Statement of Benefit to California:
Type 1 diabetes (T1D), previously referred to as Juvenile Diabetes, is a chronic condition that leads to devastating consequences for patients and places a huge financial burden on the California health care system. T1D occurs as a consequence of the systematic immune destruction of the insulin-producing beta cells in the pancreas. Once those cells are destroyed, the production of insulin is dramatically compromised and patients lose the ability to control blood sugar levels. Chronic periods of elevated blood sugar result in numerous secondary complications including heart disease, blindness, kidney failure, and abnormal nervous system function, among others.

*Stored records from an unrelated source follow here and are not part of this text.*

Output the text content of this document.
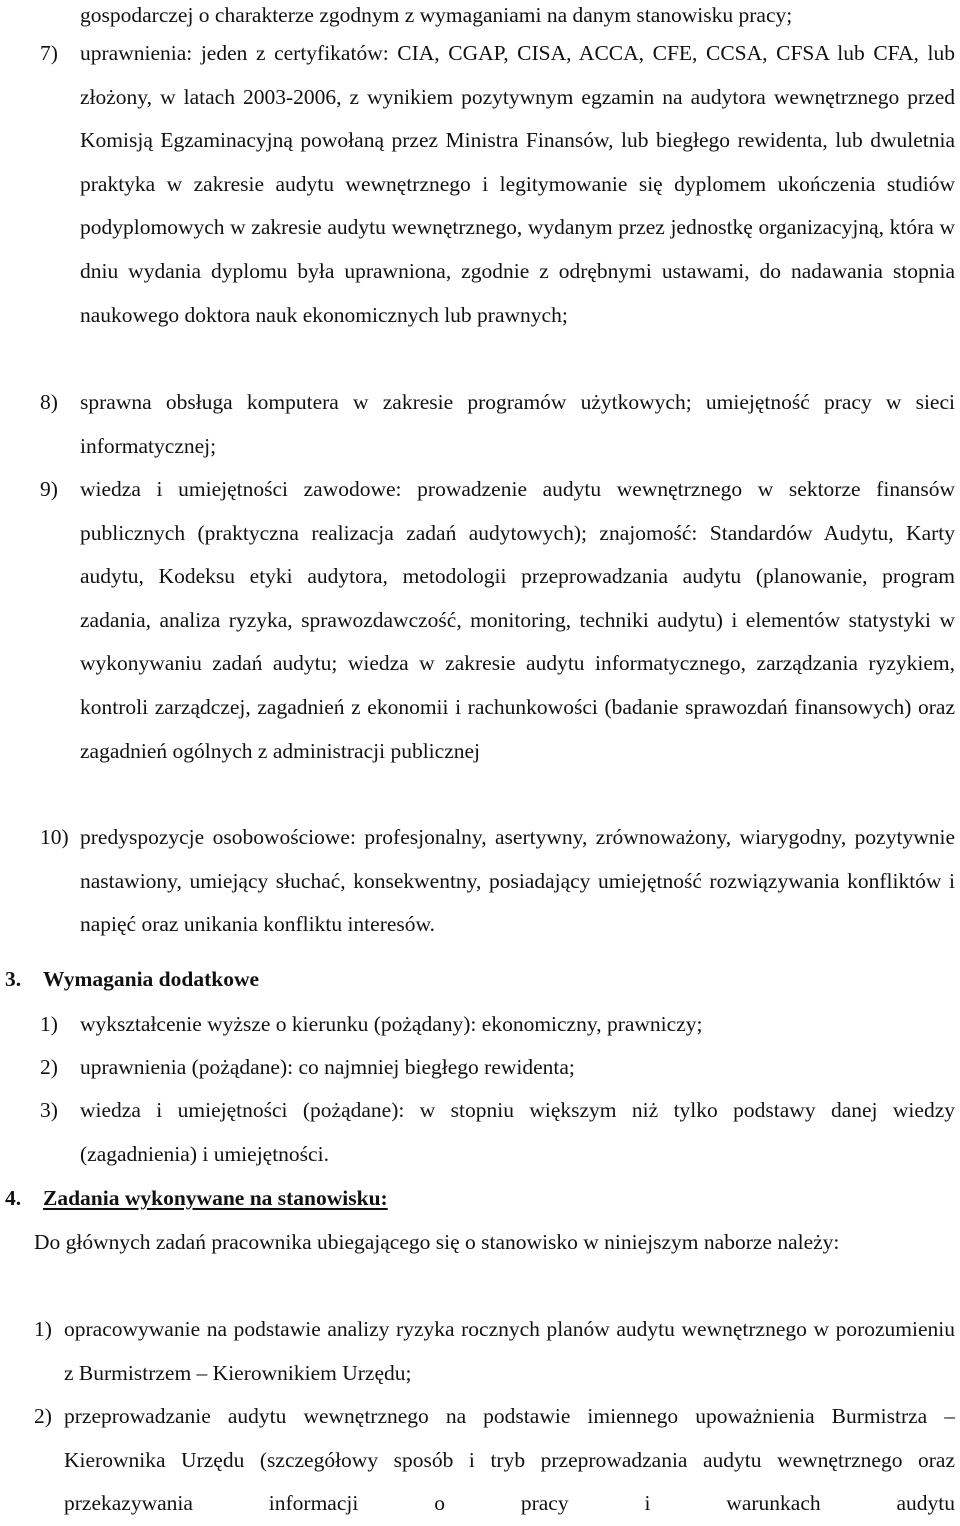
gospodarczej o charakterze zgodnym z wymaganiami na danym stanowisku pracy;
7) uprawnienia: jeden z certyfikatów: CIA, CGAP, CISA, ACCA, CFE, CCSA, CFSA lub CFA, lub złożony, w latach 2003-2006, z wynikiem pozytywnym egzamin na audytora wewnętrznego przed Komisją Egzaminacyjną powołaną przez Ministra Finansów, lub biegłego rewidenta, lub dwuletnia praktyka w zakresie audytu wewnętrznego i legitymowanie się dyplomem ukończenia studiów podyplomowych w zakresie audytu wewnętrznego, wydanym przez jednostkę organizacyjną, która w dniu wydania dyplomu była uprawniona, zgodnie z odrębnymi ustawami, do nadawania stopnia naukowego doktora nauk ekonomicznych lub prawnych;
8) sprawna obsługa komputera w zakresie programów użytkowych; umiejętność pracy w sieci informatycznej;
9) wiedza i umiejętności zawodowe: prowadzenie audytu wewnętrznego w sektorze finansów publicznych (praktyczna realizacja zadań audytowych); znajomość: Standardów Audytu, Karty audytu, Kodeksu etyki audytora, metodologii przeprowadzania audytu (planowanie, program zadania, analiza ryzyka, sprawozdawczość, monitoring, techniki audytu) i elementów statystyki w wykonywaniu zadań audytu; wiedza w zakresie audytu informatycznego, zarządzania ryzykiem, kontroli zarządczej, zagadnień z ekonomii i rachunkowości (badanie sprawozdań finansowych) oraz zagadnień ogólnych z administracji publicznej
10) predyspozycje osobowościowe: profesjonalny, asertywny, zrównoważony, wiarygodny, pozytywnie nastawiony, umiejący słuchać, konsekwentny, posiadający umiejętność rozwiązywania konfliktów i napięć oraz unikania konfliktu interesów.
3. Wymagania dodatkowe
1) wykształcenie wyższe o kierunku (pożądany): ekonomiczny, prawniczy;
2) uprawnienia (pożądane): co najmniej biegłego rewidenta;
3) wiedza i umiejętności (pożądane): w stopniu większym niż tylko podstawy danej wiedzy (zagadnienia) i umiejętności.
4. Zadania wykonywane na stanowisku:
Do głównych zadań pracownika ubiegającego się o stanowisko w niniejszym naborze należy:
1) opracowywanie na podstawie analizy ryzyka rocznych planów audytu wewnętrznego w porozumieniu z Burmistrzem – Kierownikiem Urzędu;
2) przeprowadzanie audytu wewnętrznego na podstawie imiennego upoważnienia Burmistrza – Kierownika Urzędu (szczegółowy sposób i tryb przeprowadzania audytu wewnętrznego oraz przekazywania informacji o pracy i warunkach audytu
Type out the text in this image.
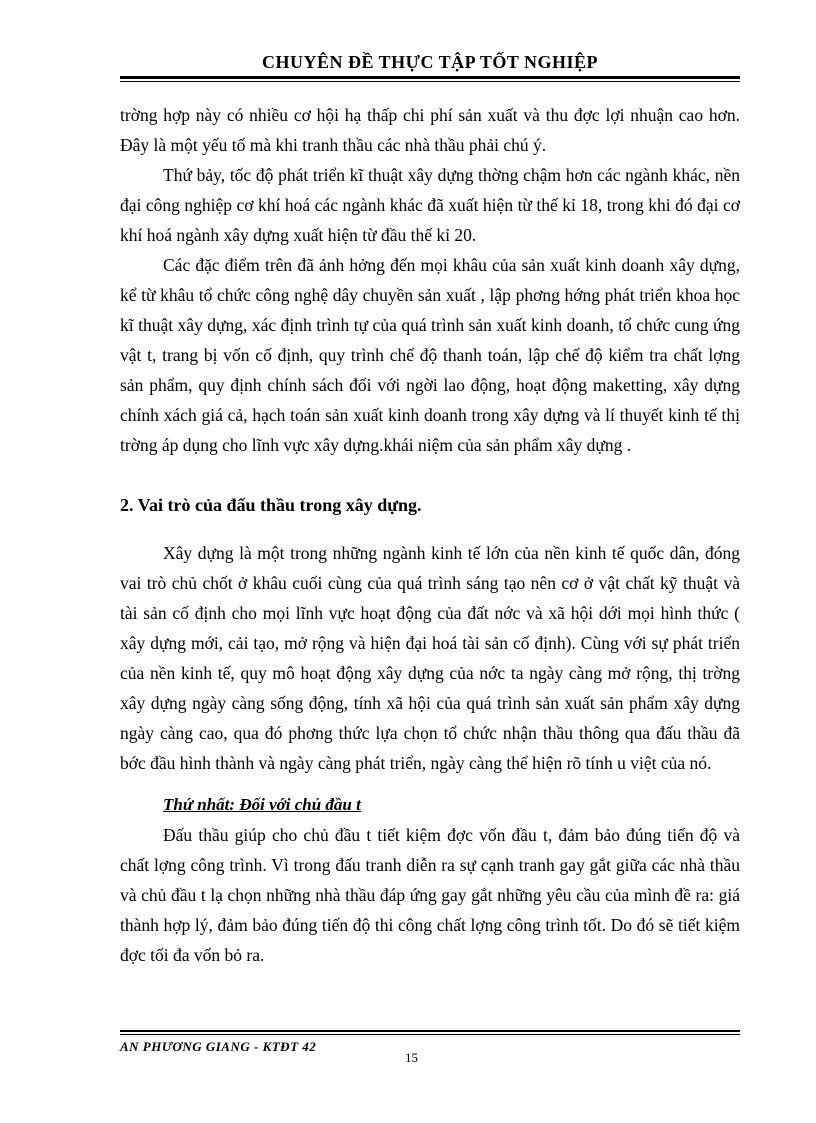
CHUYÊN ĐỀ THỰC TẬP TỐT NGHIỆP

trờng hợp này có nhiều cơ hội hạ thấp chi phí sản xuất và thu đợc lợi nhuận cao hơn. Đây là một yếu tố mà khi tranh thầu các nhà thầu phải chú ý.

Thứ bảy, tốc độ phát triển kĩ thuật xây dựng thờng chậm hơn các ngành khác, nền đại công nghiệp cơ khí hoá các ngành khác đã xuất hiện từ thế kỉ 18, trong khi đó đại cơ khí hoá ngành xây dựng xuất hiện từ đầu thế kỉ 20.

Các đặc điểm trên đã ảnh hởng đến mọi khâu của sản xuất kinh doanh xây dựng, kể từ khâu tổ chức công nghệ dây chuyền sản xuất , lập phơng hớng phát triển khoa học kĩ thuật xây dựng, xác định trình tự của quá trình sản xuất kinh doanh, tổ chức cung ứng vật t, trang bị vốn cố định, quy trình chế độ thanh toán, lập chế độ kiểm tra chất lợng sản phẩm, quy định chính sách đối với ngời lao động, hoạt động maketting, xây dựng chính xách giá cả, hạch toán sản xuất kinh doanh trong xây dựng và lí thuyết kinh tế thị trờng áp dụng cho lĩnh vực xây dựng.khái niệm của sản phẩm xây dựng .

2. Vai trò của đấu thầu trong xây dựng.

Xây dựng là một trong những ngành kinh tế lớn của nền kinh tế quốc dân, đóng vai trò chủ chốt ở khâu cuối cùng của quá trình sáng tạo nên cơ ở vật chất kỹ thuật và tài sản cố định cho mọi lĩnh vực hoạt động của đất nớc và xã hội dới mọi hình thức ( xây dựng mới, cải tạo, mở rộng và hiện đại hoá tài sản cố định). Cùng với sự phát triển của nền kinh tế, quy mô hoạt động xây dựng của nớc ta ngày càng mở rộng, thị trờng xây dựng ngày càng sống động, tính xã hội của quá trình sản xuất sản phẩm xây dựng ngày càng cao, qua đó phơng thức lựa chọn tổ chức nhận thầu thông qua đấu thầu đã bớc đầu hình thành và ngày càng phát triển, ngày càng thể hiện rõ tính u việt của nó.

Thứ nhất: Đối với chủ đầu t

Đấu thầu giúp cho chủ đầu t tiết kiệm đợc vốn đầu t, đảm bảo đúng tiến độ và chất lợng công trình. Vì trong đấu tranh diễn ra sự cạnh tranh gay gắt giữa các nhà thầu và chủ đầu t lạ chọn những nhà thầu đáp ứng gay gắt những yêu cầu của mình đề ra: giá thành hợp lý, đảm bảo đúng tiến độ thi công chất lợng công trình tốt. Do đó sẽ tiết kiệm đợc tối đa vốn bỏ ra.

AN PHƯƠNG GIANG - KTĐT 42
15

There is currently no known way to prevent T1D. According to the California Department of Public Health, there were 2.7 million Californians with diabetes in 2007, meaning that 1 out 10 adult Californians has diabetes. Of these, approximately 5-10% of patients have T1D, with the remainder consisting of patients with insulin-resistant type 2 diabetes. Of particular concern, the incidence rate of T1D has been increasing, particularly in children 5 years old and under. T1D is the second most common chronic disease in children, second only to asthma. Consequently T1D, and improved therapeutic approaches for this disease, are issues of great importance to the people of California.
Intensive insulin therapy is the only current treatment for T1D. While effective at reducing blood sugar levels in the short term, insulin therapy does not address the underlying autoimmune attack which leads to T1D. Our studies will explore the potential use of human embryonic stem cells to restore insulin-producing cells. In addition, we are exploring ways to genetically modify (through the use of gene therapy) a population of regulatory cells (Tregs) within the immune system to stop the autoimmune attack that initiates T1D. We expect that these modified Tregs will not only stop the autoimmune process, but will also protect against the immune attack which normally arises against the transplanted tissues and any stem cell-derived tissues. We hope to eventually use these procedures to treat patients with T1D. If successful, our results may allow patients with T1D to discontinue, or greatly reduce the amount of insulin they must currently take to maintain normal blood sugar levels. This approach will directly benefit those with T1D, as well as the general population by reducing the health care burden associated with the care of this chronic disease.